How far away are we from "type in a prompt, get an animation" generative style U...

thegeomaster · on Aug 15, 2023

Interesting question!

From some anecdotal experience, large language models struggle with spatial structure (which makes sense given their modality and training data). On the other hand, diffusion models create great images, but this does not translate very well to vector data.

Animation is not a very well researched modality for AI, so it could go either way. It's definitely an interesting direction to consider, as it can democratize motion design even further.

danielvaughn · on Aug 16, 2023

True, but in my (limited) understanding, a lottie animation is just json right? I've gotten some really impressive json results with GPT.

duskwuff · on Aug 16, 2023

It's a JSON structure full of numbers which describe colors and spatial relationships. LLMs have no problem with the JSON syntax, but the numbers they put in it will be nonsense.

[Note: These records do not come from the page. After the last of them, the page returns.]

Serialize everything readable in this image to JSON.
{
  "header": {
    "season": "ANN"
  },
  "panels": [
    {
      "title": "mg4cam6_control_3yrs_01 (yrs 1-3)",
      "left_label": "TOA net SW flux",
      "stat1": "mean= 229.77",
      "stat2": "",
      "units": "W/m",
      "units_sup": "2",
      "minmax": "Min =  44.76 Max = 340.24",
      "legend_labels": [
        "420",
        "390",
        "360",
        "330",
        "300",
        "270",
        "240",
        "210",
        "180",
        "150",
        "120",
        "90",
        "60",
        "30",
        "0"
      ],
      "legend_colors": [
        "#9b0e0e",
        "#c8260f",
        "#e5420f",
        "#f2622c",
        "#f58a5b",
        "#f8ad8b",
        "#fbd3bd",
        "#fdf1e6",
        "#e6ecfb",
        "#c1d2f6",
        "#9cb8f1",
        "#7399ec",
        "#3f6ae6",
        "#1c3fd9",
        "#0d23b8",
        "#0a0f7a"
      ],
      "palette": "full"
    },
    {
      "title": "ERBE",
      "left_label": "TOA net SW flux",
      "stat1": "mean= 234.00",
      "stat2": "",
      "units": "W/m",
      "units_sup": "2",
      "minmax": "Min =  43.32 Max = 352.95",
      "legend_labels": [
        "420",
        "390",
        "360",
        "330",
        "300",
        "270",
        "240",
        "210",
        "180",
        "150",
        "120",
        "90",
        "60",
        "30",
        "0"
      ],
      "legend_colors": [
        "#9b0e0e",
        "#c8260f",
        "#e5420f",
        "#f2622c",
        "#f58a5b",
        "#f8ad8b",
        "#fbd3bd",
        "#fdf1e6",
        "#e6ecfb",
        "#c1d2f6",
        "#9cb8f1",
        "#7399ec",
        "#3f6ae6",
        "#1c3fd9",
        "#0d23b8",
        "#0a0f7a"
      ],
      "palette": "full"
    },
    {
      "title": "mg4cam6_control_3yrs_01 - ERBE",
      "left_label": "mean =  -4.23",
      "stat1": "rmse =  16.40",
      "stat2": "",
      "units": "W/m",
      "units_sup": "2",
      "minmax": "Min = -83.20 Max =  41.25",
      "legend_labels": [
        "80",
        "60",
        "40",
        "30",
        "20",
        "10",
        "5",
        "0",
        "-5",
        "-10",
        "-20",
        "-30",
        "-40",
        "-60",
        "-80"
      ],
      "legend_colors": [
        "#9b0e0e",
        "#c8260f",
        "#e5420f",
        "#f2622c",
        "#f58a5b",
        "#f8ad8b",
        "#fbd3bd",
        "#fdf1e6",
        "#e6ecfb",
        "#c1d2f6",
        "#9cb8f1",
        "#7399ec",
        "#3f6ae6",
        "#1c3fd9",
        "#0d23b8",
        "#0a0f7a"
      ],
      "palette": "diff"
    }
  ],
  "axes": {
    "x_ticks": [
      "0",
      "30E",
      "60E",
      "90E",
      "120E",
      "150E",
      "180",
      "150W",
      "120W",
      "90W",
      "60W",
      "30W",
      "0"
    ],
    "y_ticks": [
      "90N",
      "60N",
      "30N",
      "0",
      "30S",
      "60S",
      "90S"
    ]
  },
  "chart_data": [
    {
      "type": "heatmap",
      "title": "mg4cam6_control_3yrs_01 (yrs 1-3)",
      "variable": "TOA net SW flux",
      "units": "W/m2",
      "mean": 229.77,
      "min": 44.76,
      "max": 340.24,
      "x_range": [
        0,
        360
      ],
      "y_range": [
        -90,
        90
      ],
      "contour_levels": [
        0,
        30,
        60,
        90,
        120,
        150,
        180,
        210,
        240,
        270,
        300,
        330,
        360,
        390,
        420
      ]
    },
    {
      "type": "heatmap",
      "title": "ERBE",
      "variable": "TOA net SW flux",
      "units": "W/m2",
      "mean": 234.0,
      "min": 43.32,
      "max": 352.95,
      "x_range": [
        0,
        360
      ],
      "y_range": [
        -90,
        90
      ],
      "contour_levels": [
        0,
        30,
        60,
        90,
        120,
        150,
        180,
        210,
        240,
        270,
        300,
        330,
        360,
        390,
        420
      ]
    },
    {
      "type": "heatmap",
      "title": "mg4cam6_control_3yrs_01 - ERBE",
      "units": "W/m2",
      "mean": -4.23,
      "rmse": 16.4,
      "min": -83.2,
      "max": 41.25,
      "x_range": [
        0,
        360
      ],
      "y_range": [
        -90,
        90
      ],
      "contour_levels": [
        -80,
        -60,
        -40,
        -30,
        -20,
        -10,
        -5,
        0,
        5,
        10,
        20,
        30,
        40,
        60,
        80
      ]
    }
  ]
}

synapticpaint · on Aug 16, 2023

Pretty close. Not the same kind of animation, but here are some of my experiments with text to video for narrative content:

https://www.youtube.com/watch?v=CgKNTAjQpkk

https://youtu.be/X0AhqMhEe-c

You'd have to convert to vector, or tweak your model architecture to work with vector format.

gochi · on Aug 15, 2023

Animations require consistency to work and generations are still very bad at consistency. You can see this in action through any AI generated video, that "flickering" are tiny inconsistencies between frames that throw the entire thing off.

Once that issue is fixed, then it's a green light as everything else is vaguely ready.

BHSPitMonkey · on Aug 16, 2023

I think you're talking about generating bitmaps of video, one frame at a time - which is a pretty different task from generating vector animation. If the LLM is approaching the task like an animator would (i.e. I want this shape to move here slowly for a long time, then grow rapidly for a short duration, then...) and expressing the result in some kind of keyframe animation format (Lottie, AE, Unity, etc.) then you aren't having to deal with the kinds of artifacts you described.